# Why is this a contradiction? Egoroff's Thm when $m(E) = \infty$

Problem 27: Show that the conclusion of Egoroff’s Theorem can fail if we drop the assumption that the domain has finite measure.

Solution: Consider sequence $f_n(x) = χ_{[n,\infty)}(x)$. Clearly $f_n \to 0$ pointwise on $\mathbb{R}$. Suppose that there existed a set $F$ such that $m(\mathbb{R} \setminus F) < \epsilon$ and $f_n \to 0$ uniformly on $F$. Since $f_n$ is an indicator function, this means we can find an $N$ such that $f_N = 0$ on $F$. This implies $F \subset (-\infty, N)$ and so $[N, \infty) \subset \mathbb{R} \setminus F$, giving $m([N, \infty)) \le m(\mathbb{R} \setminus F) < \epsilon$, which is a contradiction.

I don't understand the last line. What is being contradicted? Does $f$ not converge uniformly? Why?

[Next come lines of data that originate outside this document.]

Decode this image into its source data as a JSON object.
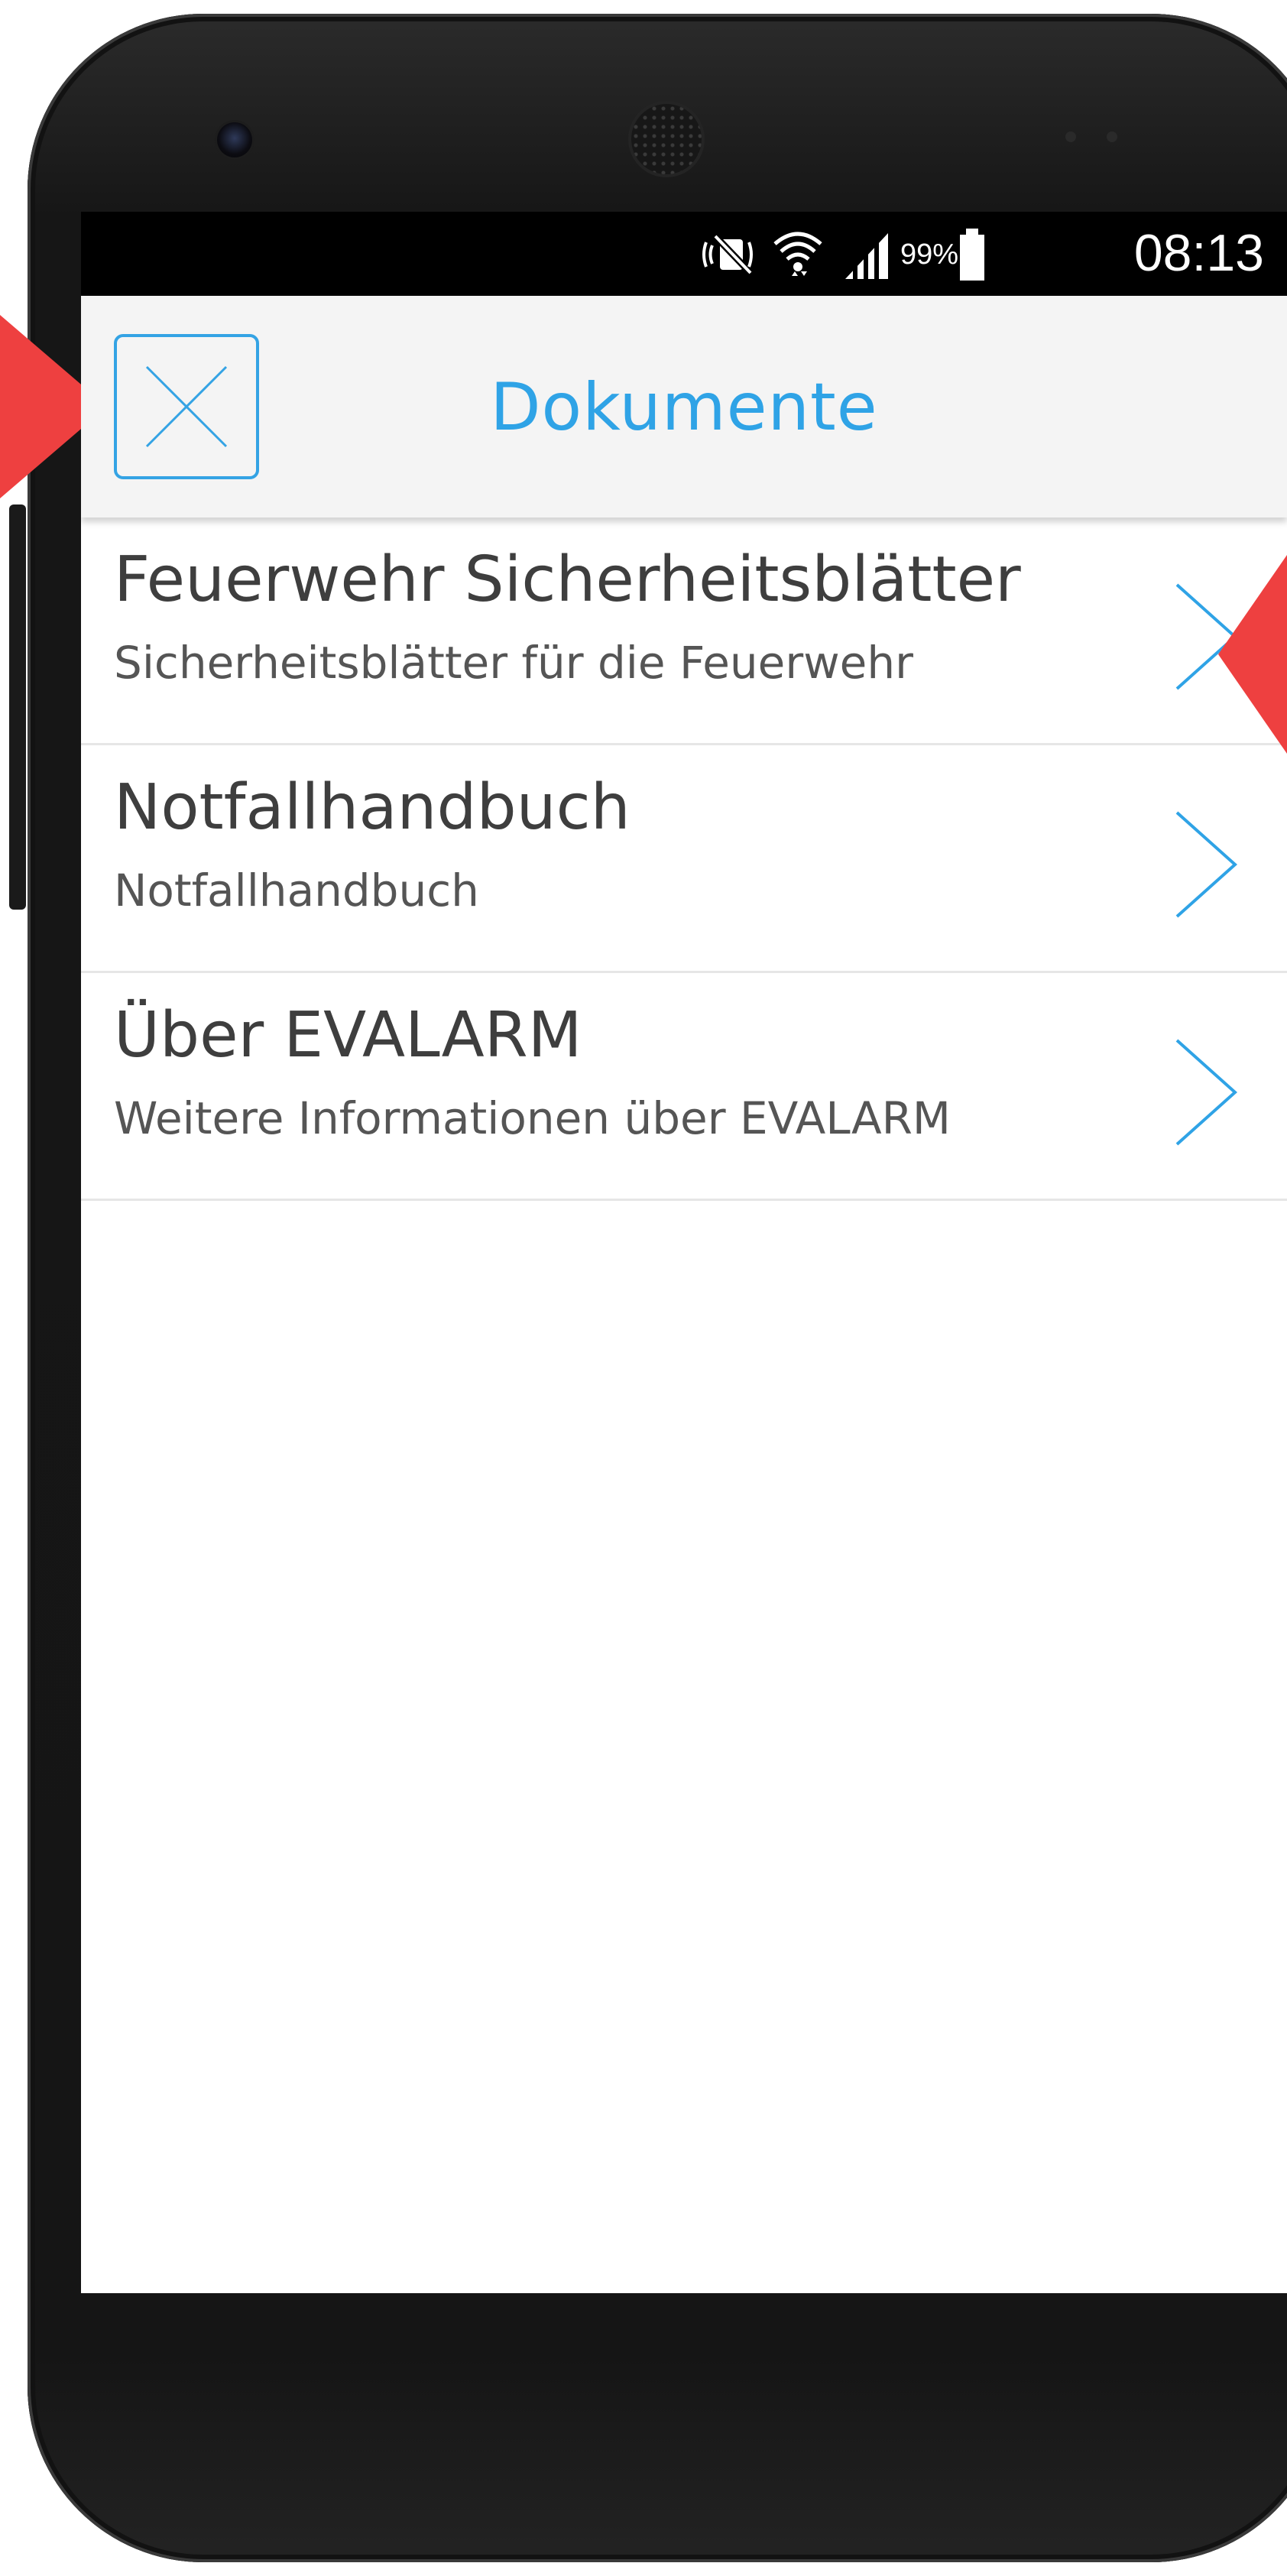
{
  "status_bar": {
    "battery_percent": "99%",
    "time": "08:13",
    "icons": [
      "silent-mode-icon",
      "wifi-icon",
      "signal-icon",
      "battery-icon"
    ]
  },
  "app_bar": {
    "title": "Dokumente",
    "close_icon": "close-icon",
    "accent_color": "#2fa3e6"
  },
  "items": [
    {
      "title": "Feuerwehr Sicherheitsblätter",
      "subtitle": "Sicherheitsblätter für die Feuerwehr"
    },
    {
      "title": "Notfallhandbuch",
      "subtitle": "Notfallhandbuch"
    },
    {
      "title": "Über EVALARM",
      "subtitle": "Weitere Informationen über EVALARM"
    }
  ],
  "annotation_color": "#ee4040"
}
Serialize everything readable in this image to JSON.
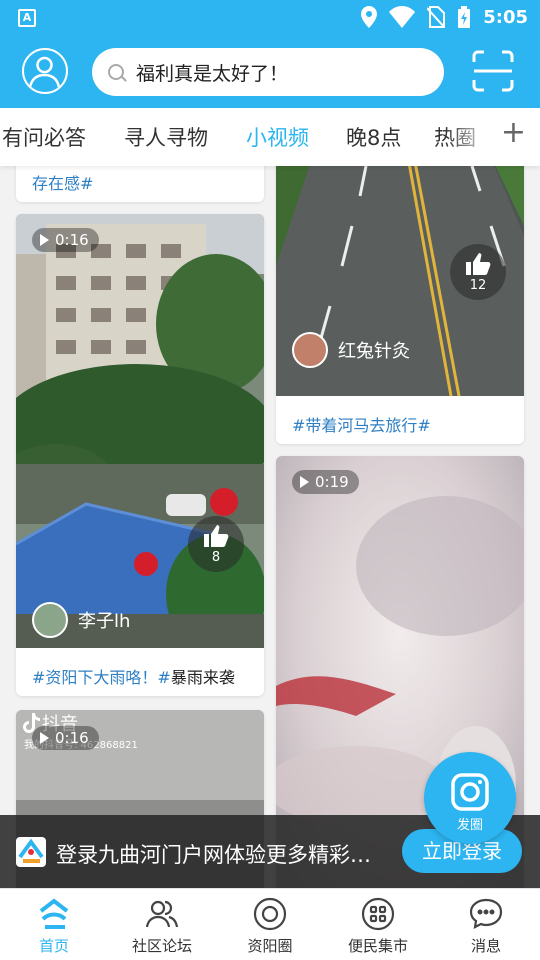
{
  "status_bar": {
    "time": "5:05",
    "app_icon_letter": "A"
  },
  "header": {
    "search_text": "福利真是太好了！"
  },
  "tabs": [
    {
      "label": "有问必答"
    },
    {
      "label": "寻人寻物"
    },
    {
      "label": "小视频",
      "active": true
    },
    {
      "label": "晚8点"
    },
    {
      "label": "热圈"
    }
  ],
  "tabs_more": "+",
  "feed": {
    "top_partial_tags": "存在感#",
    "cards": [
      {
        "duration": "0:16",
        "likes": "8",
        "author": "李子lh",
        "tags": [
          "#资阳下大雨咯！",
          "#暴雨来袭"
        ]
      },
      {
        "likes": "12",
        "author": "红兔针灸",
        "tags": [
          "#带着河马去旅行#"
        ]
      },
      {
        "duration": "0:19"
      },
      {
        "duration": "0:16",
        "watermark": "抖音",
        "watermark_id": "我的抖音号: 462868821"
      }
    ]
  },
  "fab": {
    "label": "发圈"
  },
  "login_banner": {
    "text": "登录九曲河门户网体验更多精彩…",
    "button": "立即登录"
  },
  "bottom_nav": [
    {
      "label": "首页",
      "active": true
    },
    {
      "label": "社区论坛"
    },
    {
      "label": "资阳圈"
    },
    {
      "label": "便民集市"
    },
    {
      "label": "消息"
    }
  ],
  "colors": {
    "brand": "#2cb5f0",
    "tag": "#2f7fc4"
  }
}
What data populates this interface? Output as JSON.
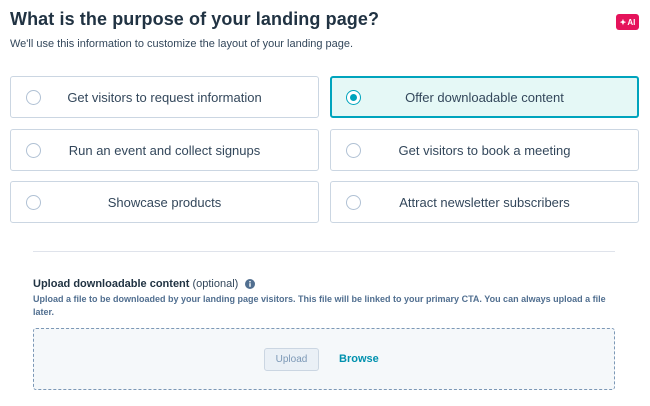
{
  "header": {
    "title": "What is the purpose of your landing page?",
    "subtitle": "We'll use this information to customize the layout of your landing page.",
    "ai_badge": "AI",
    "ai_badge_icon": "sparkle-icon",
    "ai_badge_color": "#e5135b"
  },
  "options": [
    {
      "label": "Get visitors to request information",
      "selected": false
    },
    {
      "label": "Offer downloadable content",
      "selected": true
    },
    {
      "label": "Run an event and collect signups",
      "selected": false
    },
    {
      "label": "Get visitors to book a meeting",
      "selected": false
    },
    {
      "label": "Showcase products",
      "selected": false
    },
    {
      "label": "Attract newsletter subscribers",
      "selected": false
    }
  ],
  "upload": {
    "title": "Upload downloadable content",
    "optional": "(optional)",
    "info_icon": "info-icon",
    "description": "Upload a file to be downloaded by your landing page visitors. This file will be linked to your primary CTA. You can always upload a file later.",
    "upload_label": "Upload",
    "browse_label": "Browse"
  },
  "colors": {
    "accent": "#00a4bd",
    "selected_bg": "#e5f8f6",
    "link": "#0091ae"
  }
}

It would have been clearer to write

$$\infty = m([N,\infty)) \leq m(\mathbb{R} \setminus F)<\epsilon.$$

The end result of this little calculation is that if $F$ is any set on which $f_n \to 0$ uniformly then $m(\mathbb{R} \setminus F)=\infty$.

It also would have been slightly better use of logic to fix some $\epsilon$ (since here $\epsilon$ is actually a totally unbound variable), but that's kind of nitpicking.

Lebesgue measure of $[N, +\infty)$ is infinite, so it cannot be less than $\epsilon$.

• This does not provide an answer to the question. To critique or request clarification from an author, leave a comment below their post. - From Review Oct 19 '17 at 16:48
• @GuyFsone I disagree, this does answer the question but I find it a bit too terse to be clear, which is why I posted a similar but somewhat longer answer.